Car magazine staffers like us get to personally interact with more car nuts than anybody else in this business. On the show grounds and in the pit areas we often overhear enthusiasts bench racing and talking about how they built their own powerplants. The term "Blueprinting" seems to be thrown into the conversation quite often, but we've learned that many car fanatics don't have a full understanding of what blueprinting an engine really is. And of those who do grasp its fundamentals, truly blueprinting their engines is out of the their realm simply because the tools and equipment involved cost a ton of money. We've had the opportunity to peek over the shoulders of some of the best engine builders in the world and also watch as some downright rookies attempt their first build-up. And from these experiences we've learned ways to perform a basic blueprint for a moderate investment.

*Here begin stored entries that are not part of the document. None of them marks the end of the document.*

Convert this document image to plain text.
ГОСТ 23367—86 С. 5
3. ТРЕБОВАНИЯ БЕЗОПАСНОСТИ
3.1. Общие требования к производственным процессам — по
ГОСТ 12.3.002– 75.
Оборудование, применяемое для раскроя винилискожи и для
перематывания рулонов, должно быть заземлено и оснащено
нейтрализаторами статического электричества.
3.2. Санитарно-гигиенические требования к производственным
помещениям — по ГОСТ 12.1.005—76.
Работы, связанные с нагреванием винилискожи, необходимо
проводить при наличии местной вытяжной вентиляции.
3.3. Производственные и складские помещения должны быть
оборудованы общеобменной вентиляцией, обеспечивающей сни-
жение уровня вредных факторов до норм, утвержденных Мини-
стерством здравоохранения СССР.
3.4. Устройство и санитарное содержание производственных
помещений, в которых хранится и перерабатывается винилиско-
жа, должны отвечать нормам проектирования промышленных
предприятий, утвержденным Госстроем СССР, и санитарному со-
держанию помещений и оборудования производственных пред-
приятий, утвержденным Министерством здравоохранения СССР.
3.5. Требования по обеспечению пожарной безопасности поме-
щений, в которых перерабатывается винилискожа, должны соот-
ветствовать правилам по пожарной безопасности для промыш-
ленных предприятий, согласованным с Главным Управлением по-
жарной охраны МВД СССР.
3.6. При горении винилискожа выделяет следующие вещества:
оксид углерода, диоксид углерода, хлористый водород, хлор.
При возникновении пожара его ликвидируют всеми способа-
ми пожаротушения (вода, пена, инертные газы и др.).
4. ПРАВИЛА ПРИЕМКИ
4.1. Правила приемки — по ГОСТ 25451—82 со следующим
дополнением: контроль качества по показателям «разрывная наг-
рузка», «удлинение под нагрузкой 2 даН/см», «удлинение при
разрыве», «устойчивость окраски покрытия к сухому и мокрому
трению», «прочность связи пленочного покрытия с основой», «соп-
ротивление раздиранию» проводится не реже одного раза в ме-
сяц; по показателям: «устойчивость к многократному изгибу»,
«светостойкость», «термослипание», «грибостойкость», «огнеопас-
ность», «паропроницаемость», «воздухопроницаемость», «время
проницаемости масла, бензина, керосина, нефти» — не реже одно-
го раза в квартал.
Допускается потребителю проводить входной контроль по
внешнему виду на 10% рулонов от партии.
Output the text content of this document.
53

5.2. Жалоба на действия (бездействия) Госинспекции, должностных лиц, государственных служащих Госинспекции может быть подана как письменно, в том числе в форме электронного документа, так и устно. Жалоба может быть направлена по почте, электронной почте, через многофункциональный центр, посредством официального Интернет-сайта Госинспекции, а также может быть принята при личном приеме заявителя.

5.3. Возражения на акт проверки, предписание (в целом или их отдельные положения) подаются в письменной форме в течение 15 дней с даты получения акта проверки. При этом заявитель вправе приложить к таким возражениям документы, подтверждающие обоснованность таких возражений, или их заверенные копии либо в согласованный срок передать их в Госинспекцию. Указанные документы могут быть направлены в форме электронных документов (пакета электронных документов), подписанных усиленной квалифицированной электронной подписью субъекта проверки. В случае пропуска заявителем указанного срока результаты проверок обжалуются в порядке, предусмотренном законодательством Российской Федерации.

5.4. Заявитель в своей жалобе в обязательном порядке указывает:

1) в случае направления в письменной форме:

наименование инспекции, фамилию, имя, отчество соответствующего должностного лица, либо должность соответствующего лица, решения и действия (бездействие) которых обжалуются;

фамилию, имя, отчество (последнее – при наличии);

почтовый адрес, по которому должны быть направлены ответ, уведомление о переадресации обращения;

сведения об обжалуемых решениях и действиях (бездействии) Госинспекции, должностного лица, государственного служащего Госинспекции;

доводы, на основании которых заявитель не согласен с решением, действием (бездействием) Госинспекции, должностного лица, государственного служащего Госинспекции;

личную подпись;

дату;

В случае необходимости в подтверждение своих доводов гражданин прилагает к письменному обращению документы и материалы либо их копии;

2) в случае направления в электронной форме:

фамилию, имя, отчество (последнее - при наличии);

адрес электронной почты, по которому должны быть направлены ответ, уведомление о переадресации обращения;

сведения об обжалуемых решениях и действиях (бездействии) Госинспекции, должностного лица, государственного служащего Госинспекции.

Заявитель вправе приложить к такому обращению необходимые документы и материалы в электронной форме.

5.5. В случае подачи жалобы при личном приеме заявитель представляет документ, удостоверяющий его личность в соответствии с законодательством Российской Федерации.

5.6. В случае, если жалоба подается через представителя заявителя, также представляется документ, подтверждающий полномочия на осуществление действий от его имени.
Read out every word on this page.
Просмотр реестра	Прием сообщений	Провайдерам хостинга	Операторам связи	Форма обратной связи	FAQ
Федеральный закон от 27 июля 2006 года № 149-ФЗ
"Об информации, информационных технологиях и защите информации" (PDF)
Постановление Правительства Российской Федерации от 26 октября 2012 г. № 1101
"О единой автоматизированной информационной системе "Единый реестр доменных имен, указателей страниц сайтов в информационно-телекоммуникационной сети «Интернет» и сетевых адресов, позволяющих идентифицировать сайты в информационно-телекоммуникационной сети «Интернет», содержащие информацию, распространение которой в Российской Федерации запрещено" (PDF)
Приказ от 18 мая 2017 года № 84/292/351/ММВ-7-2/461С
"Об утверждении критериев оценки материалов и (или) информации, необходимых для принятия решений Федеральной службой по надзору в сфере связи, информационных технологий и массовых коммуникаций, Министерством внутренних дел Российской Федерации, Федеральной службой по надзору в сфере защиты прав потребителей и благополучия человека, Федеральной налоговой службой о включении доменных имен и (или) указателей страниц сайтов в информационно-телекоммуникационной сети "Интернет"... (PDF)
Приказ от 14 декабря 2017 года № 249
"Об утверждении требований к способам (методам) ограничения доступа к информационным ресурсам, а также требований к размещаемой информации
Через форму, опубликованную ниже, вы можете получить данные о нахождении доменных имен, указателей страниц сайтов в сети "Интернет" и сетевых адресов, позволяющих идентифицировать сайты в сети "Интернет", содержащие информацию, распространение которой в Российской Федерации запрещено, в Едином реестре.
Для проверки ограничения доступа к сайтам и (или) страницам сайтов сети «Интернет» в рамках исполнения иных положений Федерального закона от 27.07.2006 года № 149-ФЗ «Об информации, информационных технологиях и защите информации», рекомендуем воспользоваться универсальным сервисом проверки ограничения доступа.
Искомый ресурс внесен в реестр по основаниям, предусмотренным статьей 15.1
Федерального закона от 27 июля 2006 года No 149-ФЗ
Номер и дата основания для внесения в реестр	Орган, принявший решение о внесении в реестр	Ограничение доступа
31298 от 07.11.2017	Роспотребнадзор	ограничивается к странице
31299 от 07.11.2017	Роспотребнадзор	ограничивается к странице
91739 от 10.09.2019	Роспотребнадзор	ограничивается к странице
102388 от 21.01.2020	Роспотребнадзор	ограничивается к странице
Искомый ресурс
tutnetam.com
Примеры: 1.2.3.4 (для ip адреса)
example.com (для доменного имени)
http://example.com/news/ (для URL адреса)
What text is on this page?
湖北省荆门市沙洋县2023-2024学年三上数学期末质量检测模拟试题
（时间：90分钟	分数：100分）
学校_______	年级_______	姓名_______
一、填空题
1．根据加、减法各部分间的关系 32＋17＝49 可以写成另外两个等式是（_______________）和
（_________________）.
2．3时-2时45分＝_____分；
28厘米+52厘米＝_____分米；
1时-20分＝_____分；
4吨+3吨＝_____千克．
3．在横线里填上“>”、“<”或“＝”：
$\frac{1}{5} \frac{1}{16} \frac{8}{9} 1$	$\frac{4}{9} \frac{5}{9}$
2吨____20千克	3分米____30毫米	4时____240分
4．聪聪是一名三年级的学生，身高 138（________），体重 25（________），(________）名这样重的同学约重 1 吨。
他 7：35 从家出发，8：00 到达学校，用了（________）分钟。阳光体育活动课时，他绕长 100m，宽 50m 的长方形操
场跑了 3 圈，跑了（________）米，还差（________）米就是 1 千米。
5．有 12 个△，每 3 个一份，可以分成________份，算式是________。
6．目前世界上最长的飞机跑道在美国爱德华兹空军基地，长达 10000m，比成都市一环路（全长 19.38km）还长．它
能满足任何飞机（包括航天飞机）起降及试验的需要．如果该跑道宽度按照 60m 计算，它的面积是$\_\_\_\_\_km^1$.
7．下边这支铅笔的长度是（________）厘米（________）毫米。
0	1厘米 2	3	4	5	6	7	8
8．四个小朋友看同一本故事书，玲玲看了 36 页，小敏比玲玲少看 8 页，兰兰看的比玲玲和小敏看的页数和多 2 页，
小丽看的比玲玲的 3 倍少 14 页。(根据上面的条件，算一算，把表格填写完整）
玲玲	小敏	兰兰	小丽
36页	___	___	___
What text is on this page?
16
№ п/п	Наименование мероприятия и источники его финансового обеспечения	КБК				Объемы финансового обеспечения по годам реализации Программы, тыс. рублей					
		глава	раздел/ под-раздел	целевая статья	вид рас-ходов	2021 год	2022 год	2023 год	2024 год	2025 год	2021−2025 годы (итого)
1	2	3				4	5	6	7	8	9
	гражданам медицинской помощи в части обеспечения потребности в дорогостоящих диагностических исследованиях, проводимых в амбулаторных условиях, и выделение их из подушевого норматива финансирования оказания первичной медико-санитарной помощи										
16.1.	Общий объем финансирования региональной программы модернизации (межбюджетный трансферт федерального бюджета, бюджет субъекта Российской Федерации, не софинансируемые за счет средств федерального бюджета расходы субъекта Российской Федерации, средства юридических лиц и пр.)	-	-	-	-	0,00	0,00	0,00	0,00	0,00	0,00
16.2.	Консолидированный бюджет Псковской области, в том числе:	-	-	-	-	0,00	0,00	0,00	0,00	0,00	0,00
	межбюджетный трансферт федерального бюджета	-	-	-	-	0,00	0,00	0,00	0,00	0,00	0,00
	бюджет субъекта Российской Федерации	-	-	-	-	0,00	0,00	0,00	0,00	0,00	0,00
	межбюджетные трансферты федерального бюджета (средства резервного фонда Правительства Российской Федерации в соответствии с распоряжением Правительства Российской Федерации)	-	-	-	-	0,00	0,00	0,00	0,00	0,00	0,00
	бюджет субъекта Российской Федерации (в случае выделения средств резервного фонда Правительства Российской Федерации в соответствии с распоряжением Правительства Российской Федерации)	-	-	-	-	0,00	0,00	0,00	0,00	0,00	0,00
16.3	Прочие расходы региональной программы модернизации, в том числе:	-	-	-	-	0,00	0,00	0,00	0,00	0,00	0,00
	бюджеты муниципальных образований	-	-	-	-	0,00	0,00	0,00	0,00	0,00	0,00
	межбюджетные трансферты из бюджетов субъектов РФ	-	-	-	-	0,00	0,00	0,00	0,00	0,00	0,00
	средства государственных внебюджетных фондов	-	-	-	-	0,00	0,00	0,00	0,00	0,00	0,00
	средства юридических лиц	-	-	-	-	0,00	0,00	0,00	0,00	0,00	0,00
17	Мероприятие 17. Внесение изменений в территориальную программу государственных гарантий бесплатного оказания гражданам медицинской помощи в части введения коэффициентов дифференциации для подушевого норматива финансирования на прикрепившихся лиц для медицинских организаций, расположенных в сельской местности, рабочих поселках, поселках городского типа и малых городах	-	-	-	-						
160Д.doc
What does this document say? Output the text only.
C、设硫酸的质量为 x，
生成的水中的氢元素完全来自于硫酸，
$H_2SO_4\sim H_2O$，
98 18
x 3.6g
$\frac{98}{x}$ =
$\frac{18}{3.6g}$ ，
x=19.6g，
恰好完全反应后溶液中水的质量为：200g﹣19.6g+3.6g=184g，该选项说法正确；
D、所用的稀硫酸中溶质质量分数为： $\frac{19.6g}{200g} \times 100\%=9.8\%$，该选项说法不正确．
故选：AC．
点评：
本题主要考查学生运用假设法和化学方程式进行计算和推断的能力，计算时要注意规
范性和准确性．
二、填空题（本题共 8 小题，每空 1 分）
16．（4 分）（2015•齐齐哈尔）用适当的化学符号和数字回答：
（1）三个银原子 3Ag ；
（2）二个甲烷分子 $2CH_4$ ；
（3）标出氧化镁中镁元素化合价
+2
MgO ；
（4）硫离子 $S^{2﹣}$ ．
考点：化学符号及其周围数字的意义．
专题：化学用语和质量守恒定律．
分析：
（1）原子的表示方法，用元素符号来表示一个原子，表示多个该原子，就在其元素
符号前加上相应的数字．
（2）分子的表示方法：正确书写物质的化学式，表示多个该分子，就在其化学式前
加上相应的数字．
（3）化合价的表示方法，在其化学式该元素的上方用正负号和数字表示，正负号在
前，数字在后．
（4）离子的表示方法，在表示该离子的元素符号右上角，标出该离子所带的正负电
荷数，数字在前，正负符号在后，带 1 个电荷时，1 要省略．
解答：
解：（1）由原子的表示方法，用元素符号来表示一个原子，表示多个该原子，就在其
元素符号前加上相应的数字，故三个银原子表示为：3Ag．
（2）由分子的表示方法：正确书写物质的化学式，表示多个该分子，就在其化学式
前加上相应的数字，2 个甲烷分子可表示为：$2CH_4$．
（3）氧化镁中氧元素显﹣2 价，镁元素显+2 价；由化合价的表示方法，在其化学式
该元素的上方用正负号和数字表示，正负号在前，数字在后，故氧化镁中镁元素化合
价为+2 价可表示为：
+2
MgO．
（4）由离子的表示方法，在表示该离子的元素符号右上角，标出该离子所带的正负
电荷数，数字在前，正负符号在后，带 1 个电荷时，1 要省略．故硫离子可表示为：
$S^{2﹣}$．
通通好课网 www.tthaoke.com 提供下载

Originally we were going to call this story $100 Blueprint, thinking that you could buy all the tools you'd need for the basics from the big mail order houses like Summit, Jeg's, and Powerhouse for about a hundred bucks. Then, after researching even the bare essentials required for an average engine blueprint job, we found out how wrong we were. The good news is that for a little more than double that amount, you can blueprint your engine at home with reliable accuracy and results.
Let's get something out of the way up front. This story is not going to tell you how to blueprint a 1,000hp nitrous or turbo motor. Instead, these are simple ways that the average enthusiast assembling an engine can measure and calculate essential information for making the powerplant live in the harsh daily grind. When blueprinting an engine in its purest sense, all you're doing is making sure that all the parts fit together the way they're supposed to. In theory, a backyard blueprint, if done properly, will provide the same engine reliability that a $1,000 blueprint from a professional race shop could turn out. It will not, however, give the same accuracy, down to the smallest detail, that some professional shops could supply, but that level of accuracy is hardly needed on the street.
WHAT IS BLUEPRINTING?
Contrary to its name, blueprinting an engine has nothing to do with big rolls of paper that have strange, blue-colored drawings on them. Blueprinting an engine starts by designing it on paper first. Calculating things like compression ratio, piston pin (compression) height, displacement, and carburetor cfm requirements are all the beginnings of the true blueprinting process. From there it involves properly communicating your needs to the parts manufacturers and to your machinist and finally checking the parts, by hand, to ensure that they all meet your requirements.
Let's say you want a 420hp small-block for your daily driver. You've already got the block, crank, and connecting rods, and you need to know which pistons will give you a true 9:1 compression ratio for pump gas. You also may want to squeeze a little nitrous into it, so you'll need to use a piston/ring package that can take some abuse. And you know that you're going to drive long trips to go to car shows around your state, so it would benefit you to optimize your bearing clearances for the best oiling and power you can get. You can take the easy--and probably less reliable--route by simply purchasing some off-the-shelf parts then assembling your beast gambling that everything is the way it's supposed to be. Or you can take the time to check every component before it goes into the motor. In this story we've given you some of the critical formulas you'll need to calculate your requirements. We've also referenced actual build specifications for things like bearing clearance based on real-world testing and performance.
MEASUREMENTS BY FEEL
Your fingers and hands are the best measuring tools you will ever own. If you've had the chance to use a micrometer and tried to measure an accurately machined part, you'd know that by simply turning the micrometer's spindle just a bit harder you can change your readings. That's why they make micrometers with ratcheting spindles that are supposed to produce accurate, repeatable measurements no matter who's turning the screw. But micrometers are still tough to use, and good ones are very expensive, so we like the good old dial caliper instead. While you'd never see a Winston Cup engine shop using something like a simple dial caliper to measure pistons, we're here to tell you that it's okay, provided you're not trying to build a 750hp small-block that can run wide open for 500 miles. If you want to go out and buy a good-quality micrometer set, you should also buy a set of standards to check the micrometers against and a simple set of accurate plug gauges to "calibrate" your feel. By using tools like plug gauges, which are precisely machined pieces of steel in specific ranges, you can practice your "feel" for the proper readings. A small plug gauge set will cost about $100 and will go a long way in helping you learn how to feel if the measurements you're making are correct.
BLUEPRINTING ON THE CHEAP
This story will give you the basics of what blueprinting an engine is. If you practice with these low-buck tools and techniques, it will help any engine you build last longer, and you'll get results within about +/- 0.001-inch. We can't stress enough how important "feel" is to the entire process. And using your brain more than your bank account is always helpful. Backyard blueprinting for the masses is what we're trying to teach here.